О, глубина и владение!
От разного счастливы прочие,
Но йоги сильны голоданием.

Браво! Очень красивые, мудрые стихи... а главное, к месту. - Саша посмотрел на Миржжаева, улыбаясь так, что в улыбке его ничего не читалось, - И вы действительно голодаете?

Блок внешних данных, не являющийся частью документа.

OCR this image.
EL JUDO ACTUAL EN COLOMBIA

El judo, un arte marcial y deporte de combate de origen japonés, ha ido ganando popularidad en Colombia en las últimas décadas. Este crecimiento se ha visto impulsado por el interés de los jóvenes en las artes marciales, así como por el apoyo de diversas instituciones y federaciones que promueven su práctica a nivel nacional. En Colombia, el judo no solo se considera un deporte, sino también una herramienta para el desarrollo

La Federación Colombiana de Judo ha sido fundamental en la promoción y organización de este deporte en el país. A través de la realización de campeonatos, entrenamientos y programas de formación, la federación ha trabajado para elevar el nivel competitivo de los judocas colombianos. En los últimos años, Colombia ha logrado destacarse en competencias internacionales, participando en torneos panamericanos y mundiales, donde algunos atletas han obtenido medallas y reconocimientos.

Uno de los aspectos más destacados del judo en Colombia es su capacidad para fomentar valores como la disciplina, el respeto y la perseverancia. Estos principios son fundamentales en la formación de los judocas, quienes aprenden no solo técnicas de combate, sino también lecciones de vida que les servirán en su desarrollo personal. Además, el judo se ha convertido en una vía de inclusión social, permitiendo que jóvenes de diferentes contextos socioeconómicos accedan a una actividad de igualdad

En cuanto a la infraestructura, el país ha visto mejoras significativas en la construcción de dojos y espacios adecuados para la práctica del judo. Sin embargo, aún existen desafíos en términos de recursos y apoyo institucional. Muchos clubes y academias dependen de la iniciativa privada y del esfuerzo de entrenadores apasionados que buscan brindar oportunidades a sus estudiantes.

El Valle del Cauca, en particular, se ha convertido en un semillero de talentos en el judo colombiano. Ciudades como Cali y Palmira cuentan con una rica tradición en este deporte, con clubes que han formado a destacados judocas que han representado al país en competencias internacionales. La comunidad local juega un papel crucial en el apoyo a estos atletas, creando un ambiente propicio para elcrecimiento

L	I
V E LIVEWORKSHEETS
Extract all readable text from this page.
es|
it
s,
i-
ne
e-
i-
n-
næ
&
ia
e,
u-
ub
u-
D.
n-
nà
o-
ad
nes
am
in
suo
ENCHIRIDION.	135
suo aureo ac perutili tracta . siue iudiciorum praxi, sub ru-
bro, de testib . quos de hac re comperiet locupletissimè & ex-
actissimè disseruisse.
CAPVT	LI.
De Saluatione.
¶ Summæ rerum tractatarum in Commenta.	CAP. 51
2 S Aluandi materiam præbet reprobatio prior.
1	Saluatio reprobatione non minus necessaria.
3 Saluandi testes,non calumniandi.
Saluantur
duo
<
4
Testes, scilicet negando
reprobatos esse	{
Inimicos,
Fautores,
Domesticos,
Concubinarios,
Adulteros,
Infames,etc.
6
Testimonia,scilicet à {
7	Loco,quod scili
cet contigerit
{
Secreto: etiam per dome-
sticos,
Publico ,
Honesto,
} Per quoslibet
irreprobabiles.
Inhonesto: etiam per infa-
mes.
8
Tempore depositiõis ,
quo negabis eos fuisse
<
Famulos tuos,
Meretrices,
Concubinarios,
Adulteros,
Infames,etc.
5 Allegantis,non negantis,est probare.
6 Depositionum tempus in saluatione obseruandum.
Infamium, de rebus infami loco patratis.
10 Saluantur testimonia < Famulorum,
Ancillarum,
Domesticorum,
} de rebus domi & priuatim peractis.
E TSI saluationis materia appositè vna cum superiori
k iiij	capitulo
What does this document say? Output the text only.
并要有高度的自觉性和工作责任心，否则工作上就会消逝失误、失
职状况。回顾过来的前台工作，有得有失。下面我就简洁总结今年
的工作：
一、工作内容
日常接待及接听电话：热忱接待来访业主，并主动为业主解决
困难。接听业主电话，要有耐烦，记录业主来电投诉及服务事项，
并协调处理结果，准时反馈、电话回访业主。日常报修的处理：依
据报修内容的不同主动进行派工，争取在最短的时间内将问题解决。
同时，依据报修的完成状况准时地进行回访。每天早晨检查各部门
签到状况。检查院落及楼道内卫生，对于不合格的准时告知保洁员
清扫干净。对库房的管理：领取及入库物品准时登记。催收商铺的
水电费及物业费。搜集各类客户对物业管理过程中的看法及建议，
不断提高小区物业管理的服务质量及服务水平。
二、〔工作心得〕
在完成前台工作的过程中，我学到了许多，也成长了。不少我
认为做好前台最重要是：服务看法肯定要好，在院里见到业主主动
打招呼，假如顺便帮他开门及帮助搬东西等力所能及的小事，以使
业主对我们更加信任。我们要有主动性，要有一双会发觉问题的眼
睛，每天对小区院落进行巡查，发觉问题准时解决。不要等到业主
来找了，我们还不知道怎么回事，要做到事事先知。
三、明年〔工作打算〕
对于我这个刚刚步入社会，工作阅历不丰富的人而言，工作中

Представьте себе, по двадцать суток без отрыва от производства. - в голосе девушки слышались ноты достоинства, - Более того, я с отвращением отношусь к алкоголю... и к мясу, и к рыбе, и к птице... - и потупив взор, точно молодая графиня смущённая отважным гусаром, довершила справку, - Уже восемь лет.

А к яйцам? - Лобз входил в раж.

Не поняла?

Ну, как вы относитесь к яйцам? Куриным, гусиным... иным...

И к яйцам. - твёрдо сказала девушка, не уловившая подвоха.

А как же Тантра? - Саша решил до конца выяснить ориентацию.

А что это? - удивилась опытная йогиня.

Вопрос девушки остался без ответа. Пирожковский, сидевший на том конце вагона, скомандовал готовиться к выходу, и все стали готовиться.

**

Платформа "Сапилки"...

Платформа "Сапилки" отличалась от других платформ этого направления прежде всего тем, что была уставлена каменными изваяниями различных животных. Здесь были даже лев, кенгуру и два крокодила, сидящие друг на друге, очевидно как символ естественного размножения... то есть человек сразу понимал, что он попал в заповедник.

Велотрофисты шумно высыпали из вагона и стремительно направились к магазину. Брали хлеб, селёдку, сосиски, сгущёное молоко, пряники... но в основном, пиво и водку.

На двухподвесочнике был один Лобз. К нему подошёл парень лет тридцати пяти в белом шлеме и протянул руку.

Владлен. Это твой гроб?

Мой. А почему гроб?

Сколько весит?

Понял.

Сколько стоит?

Понял.

Вон тот парень, у столба, на жёлтом "Трекингфоксе", видишь?

Вижу.

Он работает в бюро похоронных услуг-а-ха-ха-ха! Если что, обращайся. Скажешь, от Владлена. - и удалился.

Лобз оценил юмор, но на всякий случай посильнее затянул пружину заднего амортизатора.

Выглянуло молодое, не летнее ещё, солнце. Спицы сверкали, как блики на мелких волнах, но ощущения моря не возникало, даже запах подпорченной рыбы - вечный спутник продовольственных магазинов, не в силах был перебить ароматы трав, берёзовой коры и разомлевшей земли, готовой уже к любому зачатью...

Мне надо переодеться. - сказала Соня Берштольц, она сняла сумку с багажника и пошла за магазин.

Я чего-то не понимаю... - признался Лобз, глядя девушке в след.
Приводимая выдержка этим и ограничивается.